Thanks to Lasse (from St. James Senior Boys' School), Fred (from Wembley High Technology College), Nishil (from Cambridge School), Rishi (from St. Matthew's Primary School), Zachary (from Sonoran Science Academy), Kaushal (from Overseas Family School), Rukkshana and Annie (from Fern Avenue Public School), Julia and Grace (from Inter-Lakes) and Julian (from British School Manila) for all the great answers. Here is just one of them, by Zachary:

First, let's work out a solution to 1+2+3+...+10.

When we pair the first and last term, 2nd and 9th term, 3rd and 8th term, ..., we get sums of 11. We can list the pairs:

• 1 and 10
• 2 and 9
• 3 and 8
• 4 and 7
• 5 and 6

There are 5 pairs of sums that add up to 11, and so we get a sum of 5*11 = 55.

Now, we need to find 1+2+3+...+20. Now listing out the terms would be a bad idea, so let's think about how many terms that was in the sum of 1-10. There were 5 pairs in 1-10. So, if the same rules apply, then there would be 10 pairs in the sum of 1-20. Now, we find the sum by adding the first and the last terms of the sequence. 1+20= 21. We have 10 pairs of 21, and the sum is 10*21= 210.
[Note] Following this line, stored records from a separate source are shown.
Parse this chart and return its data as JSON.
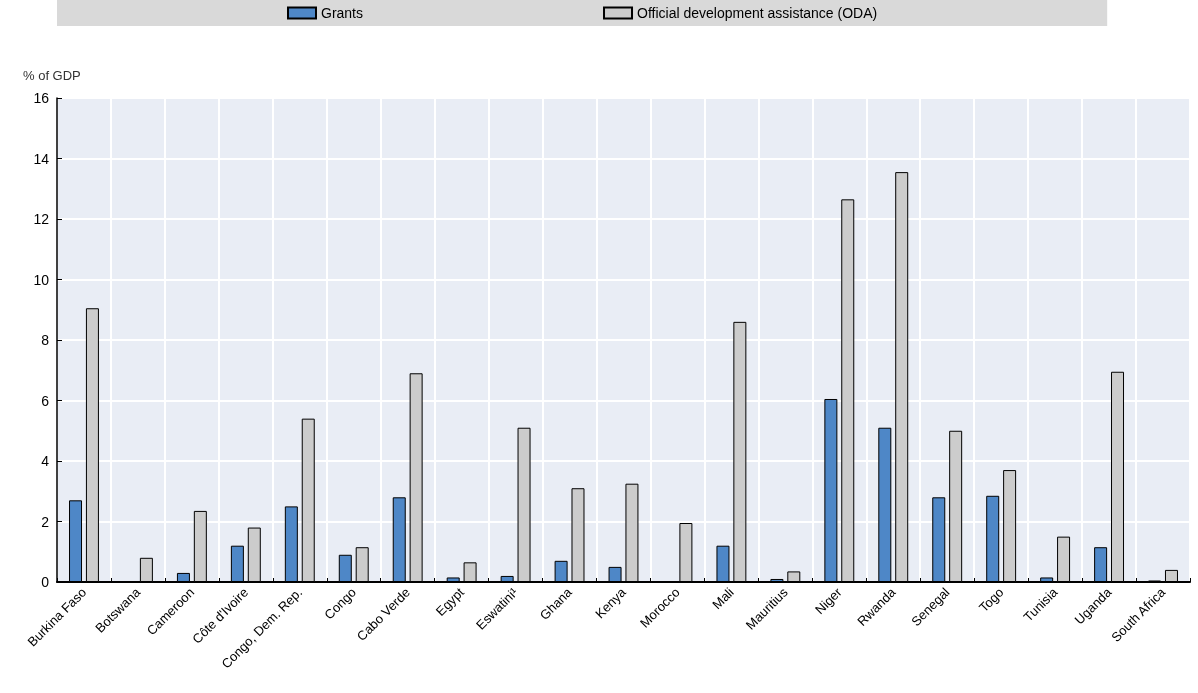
{
  "chart_data": {
    "type": "bar",
    "ylabel": "% of GDP",
    "categories": [
      "Burkina Faso",
      "Botswana",
      "Cameroon",
      "Côte d'Ivoire",
      "Congo, Dem. Rep.",
      "Congo",
      "Cabo Verde",
      "Egypt",
      "Eswatini¹",
      "Ghana",
      "Kenya",
      "Morocco",
      "Mali",
      "Mauritius",
      "Niger",
      "Rwanda",
      "Senegal",
      "Togo",
      "Tunisia",
      "Uganda",
      "South Africa"
    ],
    "series": [
      {
        "name": "Grants",
        "color": "#4e87c7",
        "values": [
          2.7,
          0,
          0.3,
          1.2,
          2.5,
          0.9,
          2.8,
          0.15,
          0.2,
          0.7,
          0.5,
          0,
          1.2,
          0.1,
          6.05,
          5.1,
          2.8,
          2.85,
          0.15,
          1.15,
          0.05
        ]
      },
      {
        "name": "Official development assistance (ODA)",
        "color": "#cccccc",
        "values": [
          9.05,
          0.8,
          2.35,
          1.8,
          5.4,
          1.15,
          6.9,
          0.65,
          5.1,
          3.1,
          3.25,
          1.95,
          8.6,
          0.35,
          12.65,
          13.55,
          5.0,
          3.7,
          1.5,
          6.95,
          0.4
        ]
      }
    ],
    "ylim": [
      0,
      16
    ],
    "yticks": [
      0,
      2,
      4,
      6,
      8,
      10,
      12,
      14,
      16
    ],
    "grid": true,
    "legend": "top"
  }
}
We will do the same thing for 1-100. 100/2= 50 pairs. 1+100= 101. 50 pairs of 101 is 50*101= 5050.

Now, we have the sum of 40-100. This is harder to solve, because the first term isn't 1. So, let's start by finding the number of terms. First, we must realize that in the set of numbers from n to m, there are m-n+1 terms. So here we have the numbers from 40 to 100, so there are 61 terms. We use the same method, even though there are not an even number of terms. 61/2=30.5. 100+40= 140. 140*30.5= 4270.

Brilliant! Lasse pointed out that sums like this are called 'arithmetic series' - well spotted. Kaushal proved a general formula for us:

The sum 1 + 2 + 3 + 4 ... + n-1 + n can be rearranged:

(1 + n) + (2 + (n - 1)) + (3 + (n - 2)) +...
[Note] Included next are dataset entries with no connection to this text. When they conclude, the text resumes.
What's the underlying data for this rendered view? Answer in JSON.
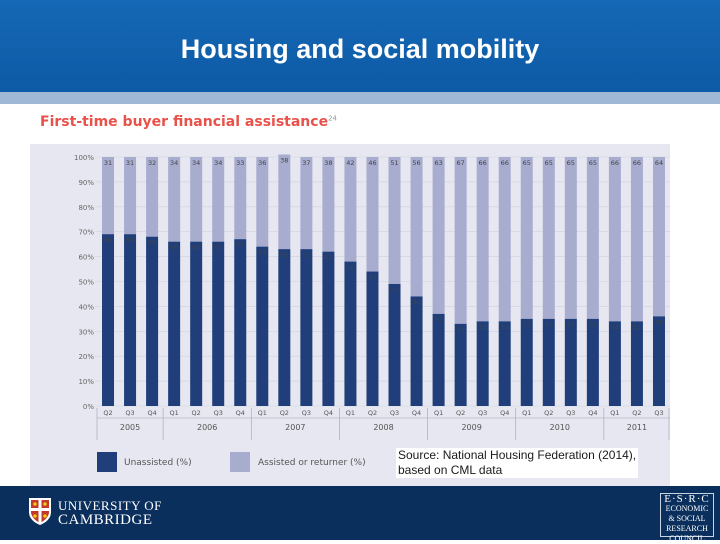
{
  "slide": {
    "title": "Housing and social mobility",
    "source_line1": "Source: National Housing Federation (2014),",
    "source_line2": "based on CML data"
  },
  "footer": {
    "university_line1": "UNIVERSITY OF",
    "university_line2": "CAMBRIDGE",
    "esrc_line1": "E·S·R·C",
    "esrc_line2": "ECONOMIC",
    "esrc_line3": "& SOCIAL",
    "esrc_line4": "RESEARCH",
    "esrc_line5": "COUNCIL"
  },
  "colors": {
    "header": "#1568b5",
    "unassisted": "#1f3e7a",
    "assisted": "#a8add0",
    "title_red": "#e8524a",
    "footer": "#0a2f5c"
  },
  "chart_data": {
    "type": "bar",
    "stacked": true,
    "title": "First-time buyer financial assistance",
    "title_footnote": "24",
    "categories": [
      "Q2",
      "Q3",
      "Q4",
      "Q1",
      "Q2",
      "Q3",
      "Q4",
      "Q1",
      "Q2",
      "Q3",
      "Q4",
      "Q1",
      "Q2",
      "Q3",
      "Q4",
      "Q1",
      "Q2",
      "Q3",
      "Q4",
      "Q1",
      "Q2",
      "Q3",
      "Q4",
      "Q1",
      "Q2",
      "Q3"
    ],
    "years": [
      {
        "label": "2005",
        "quarters": 3
      },
      {
        "label": "2006",
        "quarters": 4
      },
      {
        "label": "2007",
        "quarters": 4
      },
      {
        "label": "2008",
        "quarters": 4
      },
      {
        "label": "2009",
        "quarters": 4
      },
      {
        "label": "2010",
        "quarters": 4
      },
      {
        "label": "2011",
        "quarters": 3
      }
    ],
    "series": [
      {
        "name": "Unassisted (%)",
        "color": "#1f3e7a",
        "values": [
          69,
          69,
          68,
          66,
          66,
          66,
          67,
          64,
          63,
          63,
          62,
          58,
          54,
          49,
          44,
          37,
          33,
          34,
          34,
          35,
          35,
          35,
          35,
          34,
          34,
          36
        ]
      },
      {
        "name": "Assisted or returner (%)",
        "color": "#a8add0",
        "values": [
          31,
          31,
          32,
          34,
          34,
          34,
          33,
          36,
          38,
          37,
          38,
          42,
          46,
          51,
          56,
          63,
          67,
          66,
          66,
          65,
          65,
          65,
          65,
          66,
          66,
          64
        ]
      }
    ],
    "y_ticks": [
      "100%",
      "90%",
      "80%",
      "70%",
      "60%",
      "50%",
      "40%",
      "30%",
      "20%",
      "10%",
      "0%"
    ],
    "ylim": [
      0,
      100
    ],
    "grid": true,
    "legend_position": "bottom"
  }
}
where each term is in the form (x + (n - (x-1)). This simplifies to:

(1 + n) + (1 + n) + (1 + n) +...

The number of ''(1 + n)''s that are added is n/2 since (x + n - (x-1)) is always n + 1. Therefore,

$1 + 2 + 3 + 4 +\dots + n-1 + n =   \frac{n^2 + n}{2}$.

Julian gave us the following answers:

• 1+3+5+...+17+19 is (20*10)/2 which is 100
• 2+4+6+...+18+20 is (22*10)/2 which is 110
• 42+44+46...+98+100 is (142*30)/2 which is 2130

Great - but where did these come from? (Can anyone else work it out?)